Surely the kind of 'structuralism' at issue in the case of arithmetic is
different from that in the case of geometry?  As I understand it,
structuralist philosophers of mathematics (my colleague Stu Shapiro comes
to mind here; but presumably one could include also Resnik and Hellman)
propose 'stucturalism' as a response to the Benacerraf problem---namely,
that no *particular* sequence of sets has any privileged claim to 'be'
'the' natural numbers. Rather, all that there "is" to the natural number
sequence is its pattern, or structure, which could be instantiated by
many different kinds of things. This kind of structuralism, therefore,
can be advanced even in the case of a mathematical structure of which we
take ourselves to have a *categorical* conception (as we do for the natural
number sequence, even if it means advancing a second-order characterization).

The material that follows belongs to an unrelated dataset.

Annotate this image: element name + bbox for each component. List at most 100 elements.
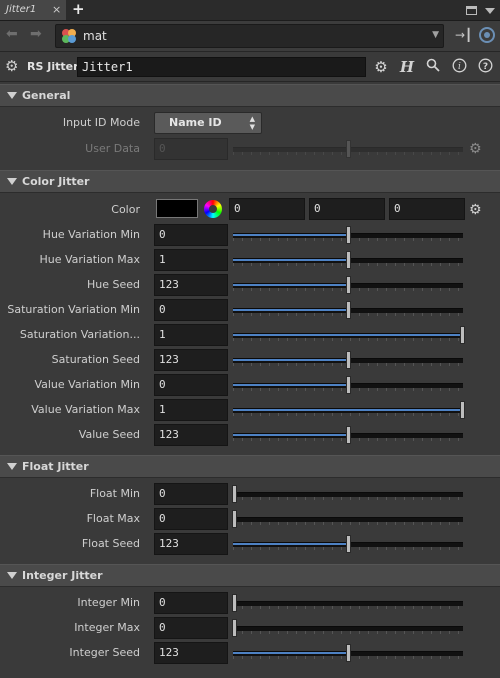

But the structuralism that arises in the case of geometries has more to
do with there not being any correspondingly categorical conception of 
structured  geometrical space. Metrics can vary (Euclidean v. Riemannian, say), 
as can incidence relations (affine v. projective, say). Thus, geometries
may perhaps be better likened to groups, rings, fields etc., whose 
theories do not aspire to characterize any of them categorically.

So, to the extent that one can still hang on to a *categorical* conception
of the natural numbers, but cannot do so for the spaces treated in geometry,
perhaps this use of 'structuralism' hides an important ambiguity.